Cappella Amsterdam is increasingly looking toward multidisciplinary collaborations (think dance, light, and theatre) when the repertoire calls for it. In these cases, choral concerts are expanded into theatrical and visual total experiences in which music, space, and movement can influence and reinforce one another. This integrated approach to our multidisciplinary choral concerts makes it possible not only to listen to a performance, but also to experience it visually, for instance. But why, and what does it do to the listening experience?
Why multidisciplinary elements?
Regular a cappella allows the music to stand entirely on its own, which can itself be experienced as a pillar or wave of sound.

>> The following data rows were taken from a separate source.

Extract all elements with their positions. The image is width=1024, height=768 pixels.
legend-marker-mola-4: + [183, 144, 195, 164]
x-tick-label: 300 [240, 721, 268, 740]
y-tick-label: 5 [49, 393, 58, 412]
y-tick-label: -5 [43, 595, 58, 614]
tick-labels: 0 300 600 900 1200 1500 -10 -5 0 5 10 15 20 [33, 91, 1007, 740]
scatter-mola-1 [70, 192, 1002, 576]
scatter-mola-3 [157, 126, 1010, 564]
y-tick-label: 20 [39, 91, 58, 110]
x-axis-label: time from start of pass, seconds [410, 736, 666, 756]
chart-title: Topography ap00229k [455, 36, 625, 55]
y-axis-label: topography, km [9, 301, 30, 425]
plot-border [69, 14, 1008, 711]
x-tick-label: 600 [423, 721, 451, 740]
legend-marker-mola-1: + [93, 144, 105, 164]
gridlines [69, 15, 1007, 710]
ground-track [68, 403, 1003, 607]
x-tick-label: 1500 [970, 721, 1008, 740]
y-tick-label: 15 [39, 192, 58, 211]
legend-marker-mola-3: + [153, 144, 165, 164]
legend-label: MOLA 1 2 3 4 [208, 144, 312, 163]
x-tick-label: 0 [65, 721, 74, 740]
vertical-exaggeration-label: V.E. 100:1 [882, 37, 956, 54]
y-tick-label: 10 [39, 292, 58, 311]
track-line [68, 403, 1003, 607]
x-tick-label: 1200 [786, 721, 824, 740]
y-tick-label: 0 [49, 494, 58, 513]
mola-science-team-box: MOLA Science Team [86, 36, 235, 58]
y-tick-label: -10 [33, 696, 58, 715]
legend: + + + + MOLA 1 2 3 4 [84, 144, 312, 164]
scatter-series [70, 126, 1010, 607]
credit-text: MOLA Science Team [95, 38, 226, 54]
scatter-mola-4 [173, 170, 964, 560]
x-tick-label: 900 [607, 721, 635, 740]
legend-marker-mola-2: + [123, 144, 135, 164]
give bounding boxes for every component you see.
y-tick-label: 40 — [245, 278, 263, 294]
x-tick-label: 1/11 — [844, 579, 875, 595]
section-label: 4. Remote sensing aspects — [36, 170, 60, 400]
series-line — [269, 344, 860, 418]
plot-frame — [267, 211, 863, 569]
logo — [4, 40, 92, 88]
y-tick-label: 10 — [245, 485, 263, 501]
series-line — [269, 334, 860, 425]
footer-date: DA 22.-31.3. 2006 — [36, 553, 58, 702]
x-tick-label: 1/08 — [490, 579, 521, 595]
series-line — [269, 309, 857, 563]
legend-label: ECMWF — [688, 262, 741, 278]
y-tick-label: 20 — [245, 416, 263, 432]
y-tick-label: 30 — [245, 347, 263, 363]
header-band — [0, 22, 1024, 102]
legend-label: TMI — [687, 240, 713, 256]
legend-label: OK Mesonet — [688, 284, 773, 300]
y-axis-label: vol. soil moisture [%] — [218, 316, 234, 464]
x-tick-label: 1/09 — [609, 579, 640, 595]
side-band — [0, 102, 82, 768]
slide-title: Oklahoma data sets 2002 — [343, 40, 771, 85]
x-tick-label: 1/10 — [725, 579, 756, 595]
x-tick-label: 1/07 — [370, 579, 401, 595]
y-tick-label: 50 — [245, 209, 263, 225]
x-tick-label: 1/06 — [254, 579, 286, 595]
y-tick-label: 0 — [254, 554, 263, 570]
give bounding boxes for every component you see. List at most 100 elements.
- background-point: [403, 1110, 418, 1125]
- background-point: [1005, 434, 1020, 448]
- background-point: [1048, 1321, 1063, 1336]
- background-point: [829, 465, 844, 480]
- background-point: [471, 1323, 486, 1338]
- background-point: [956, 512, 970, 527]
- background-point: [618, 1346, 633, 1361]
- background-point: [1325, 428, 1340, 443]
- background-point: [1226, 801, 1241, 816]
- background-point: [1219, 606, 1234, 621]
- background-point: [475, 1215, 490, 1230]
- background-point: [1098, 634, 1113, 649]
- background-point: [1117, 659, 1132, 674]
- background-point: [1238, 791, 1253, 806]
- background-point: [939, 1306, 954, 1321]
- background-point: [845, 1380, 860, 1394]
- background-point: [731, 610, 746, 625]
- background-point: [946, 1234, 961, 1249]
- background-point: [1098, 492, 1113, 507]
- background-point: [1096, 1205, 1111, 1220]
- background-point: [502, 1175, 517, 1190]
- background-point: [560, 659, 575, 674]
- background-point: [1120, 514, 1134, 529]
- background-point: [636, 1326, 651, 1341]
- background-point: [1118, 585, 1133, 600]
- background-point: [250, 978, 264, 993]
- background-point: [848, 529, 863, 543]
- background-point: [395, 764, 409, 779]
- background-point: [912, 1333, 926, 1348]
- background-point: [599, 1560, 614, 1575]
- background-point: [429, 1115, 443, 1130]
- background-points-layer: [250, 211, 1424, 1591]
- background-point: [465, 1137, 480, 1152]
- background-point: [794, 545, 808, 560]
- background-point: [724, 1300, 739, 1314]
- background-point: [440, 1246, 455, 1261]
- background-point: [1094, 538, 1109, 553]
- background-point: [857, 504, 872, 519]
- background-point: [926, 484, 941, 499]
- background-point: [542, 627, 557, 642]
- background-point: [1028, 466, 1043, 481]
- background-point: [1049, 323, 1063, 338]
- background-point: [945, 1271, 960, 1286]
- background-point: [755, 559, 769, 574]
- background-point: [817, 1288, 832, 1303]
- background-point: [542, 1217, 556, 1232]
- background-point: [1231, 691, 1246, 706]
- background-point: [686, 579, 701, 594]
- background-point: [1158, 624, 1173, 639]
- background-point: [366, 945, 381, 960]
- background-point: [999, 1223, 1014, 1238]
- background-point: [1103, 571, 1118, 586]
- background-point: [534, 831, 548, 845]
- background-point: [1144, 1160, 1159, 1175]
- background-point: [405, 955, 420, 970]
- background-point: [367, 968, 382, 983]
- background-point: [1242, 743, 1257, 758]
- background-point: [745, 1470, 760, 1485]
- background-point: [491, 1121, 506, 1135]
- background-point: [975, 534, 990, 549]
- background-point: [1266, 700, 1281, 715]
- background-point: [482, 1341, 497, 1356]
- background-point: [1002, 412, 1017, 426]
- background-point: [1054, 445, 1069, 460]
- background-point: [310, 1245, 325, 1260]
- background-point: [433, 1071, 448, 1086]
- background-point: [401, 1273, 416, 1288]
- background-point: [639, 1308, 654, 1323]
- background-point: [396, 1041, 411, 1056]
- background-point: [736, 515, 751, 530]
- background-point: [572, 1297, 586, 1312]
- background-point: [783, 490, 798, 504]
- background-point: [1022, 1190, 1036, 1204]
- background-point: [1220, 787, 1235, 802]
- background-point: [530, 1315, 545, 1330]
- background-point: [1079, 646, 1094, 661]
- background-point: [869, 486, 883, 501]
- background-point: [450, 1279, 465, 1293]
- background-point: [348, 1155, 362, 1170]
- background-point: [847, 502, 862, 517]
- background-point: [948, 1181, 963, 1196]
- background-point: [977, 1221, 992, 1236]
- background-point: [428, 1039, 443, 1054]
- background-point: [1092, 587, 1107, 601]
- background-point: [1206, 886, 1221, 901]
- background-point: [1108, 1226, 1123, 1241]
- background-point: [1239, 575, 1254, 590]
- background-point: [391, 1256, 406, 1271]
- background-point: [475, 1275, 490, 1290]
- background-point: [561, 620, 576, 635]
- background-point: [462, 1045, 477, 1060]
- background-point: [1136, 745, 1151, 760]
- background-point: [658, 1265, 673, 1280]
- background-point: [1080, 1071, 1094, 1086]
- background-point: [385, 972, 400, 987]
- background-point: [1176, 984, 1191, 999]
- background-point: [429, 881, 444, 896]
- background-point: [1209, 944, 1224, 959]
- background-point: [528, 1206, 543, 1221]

But when dancers, actors, lighting designers, or storytellers become part of the performance, the added layers create a kind of dramaturgical whole. Multidisciplinary choral concerts:
Strengthen the narrative structure of a choral work
Movement, spoken word, and imagery make musical lines and textual meanings more visible and tangible in ways that purely sonic performance cannot.
Broaden the ways in which a concert can engage the listener
Movement, light, and image offer the audience additional entry points into the music without diminishing the intensity of the listening experience.
Invite fresh interpretations
Context provides a foothold with new repertoire, while additional modes of expression also open space for new ways of interpreting and imagining the work.
Dance and choir
Cappella Amsterdam regularly collaborates with choreographers. In these collaborations, movement is used as an extension of the score itself.
In Stravinsky’s Les Noces (2026), rhythm was central. The choreography by Denden Karadeniz, performed by dancers of Zero Dance Theatre, placed physical movement directly within the sonic space of the choir. The choreography underscored the pulsating energy of the work and made its rhythmic structure visible. Movement functioned here as a visual articulation of what was already present in the music.

Les Noces (2026)
In earlier productions such as Le Vin Herbé (2022) and ¡La otra Cuba! (2023), dance was also used to translate mythological and cultural storylines into physical space. With contributions from ICK Dans Amsterdam and Pedro Ricardo Henry respectively, the tragic love of Tristan and Isolde, and themes such as identity and ritual, were given a bodily dimension — functioning as visual voices alongside the singing.

¡La otra Cuba! (2023)
Theatre and storytelling
Theatrical elements, such as spoken text and physical performance components, add an extra narrative layer to choral concerts. The use of a narrator can build a direct bridge between a historical source text and a contemporary audience.
In De rechtvaardigen (2025), the author of the eponymous book, Jan Brokken, appeared as narrator. His contribution connected the musical dramaturgy with historical and social context, offering the audience a deeper interpretive framework.

De rechtvaardigen (2025)
During Cantigas (2023 and 2026), storyteller Sahand Sahebdivani accompanied the programme with spoken passages that unlocked the thematic and historical background. This made both the texts and the music — and the world of medieval Córdoba — more immediately tangible.

Cantigas (2023)
Visual art and lighting design
Visual design — from lighting and scenography to projection — is also playing an increasingly significant role in contemporary choral concerts. When the visual layer follows the same arc of tension as the music, it amplifies the emotional charge of a performance.
In La Femme Lumineuse (2024), light was not deployed merely functionally but shaped dramaturgically. The lighting design by Floriaan Ganzevoort added colour, contrast, and symbolism to the musical structure, functioning as a visual partner to the score.
In concerts such as Zapp Mattheus, theatrical and visual elements were likewise integrated — through spatial scenography and contributions from student actors, among other things. The concert thereby becomes a staged listening experience.

Zapp Mattheus (2023)
Multidisciplinary ≠ decoration
The use of dance, theatre, and visual art is not an embellishment added for effect, but a considered artistic choice. These disciplines function as interpretive tools that clarify — and perhaps even deepen — the essence of the music. They influence how a work is perceived and understood: aurally, visually, and emotionally.
By approaching song, movement, and light in conjunction with one another, space is created for new perspectives on the repertoire without relinquishing the autonomy of the music. For Cappella Amsterdam, multidisciplinarity is not an end in itself, but a way of approaching repertoire from multiple angles.
By connecting different art forms organically with vocal music, choral concerts emerge that can be experienced and read on multiple sensory levels. This can lead to a more engaged listening experience, the reaching of new audiences, and the placing of our repertoire in relation to the present. But it always leads to fascinating, inspiring collaborations and the co-creation of an extraordinary concert in which the whole is experienced as something entirely different from the sum of its parts.